I believe the discrepancy is due to some counter-intuitive properties of the sponge.
The collision resistance property of sponges comes from how the permutation $\pi(S)$ randomizes arbitrary inputs, that may be controlled by an adversary, onto a small image space. The adversary can either freely adjust inputs until a collision within the capacity section is found, where then the subsequent call to $\pi$ is fully controllable, giving $d = \pi(S')_{[0...d-1]} = \pi(S)_{[0...d-1]},$ $S' \not = S, S' = R'||C', C' = C$; Or, the adversary finds the more intuitive collision on the output bits given any $S' \not = S$. The easier of the two tasks determines collision resistance.

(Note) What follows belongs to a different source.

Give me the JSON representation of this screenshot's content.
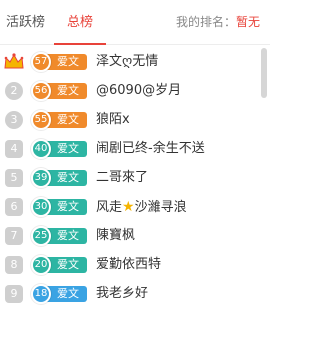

The preimage resistance property on the other hand, is essentially boiled down to the one-wayness of the hash, e.g. how hard it is to find any $x'$ given $d = h(x)$. If no collision on $C$ is found, then the adversary doesn't have complete control over the evaluation of the permutation $\pi(R'||k)$ with $k = C$, and the resistance is measured by the difficulty of replicating a $|d|$ sized output. However, if a collision on $C$ is found, both $\pi$ and $\pi^{-1}$ can be completely under the control of an adversary, so intermediate states performed when processing a chosen input $x'$ can be made to match other discovered intermediate states of inputs $x^*$ to produce matching $h(x) = h(x') = h(x^*)$. Then, the resistance against inversion of $h(x)$ into viable matching $x^*$ is directly related to the collision resistance of the capacity. The easier of the two tasks here determines preimage resistance.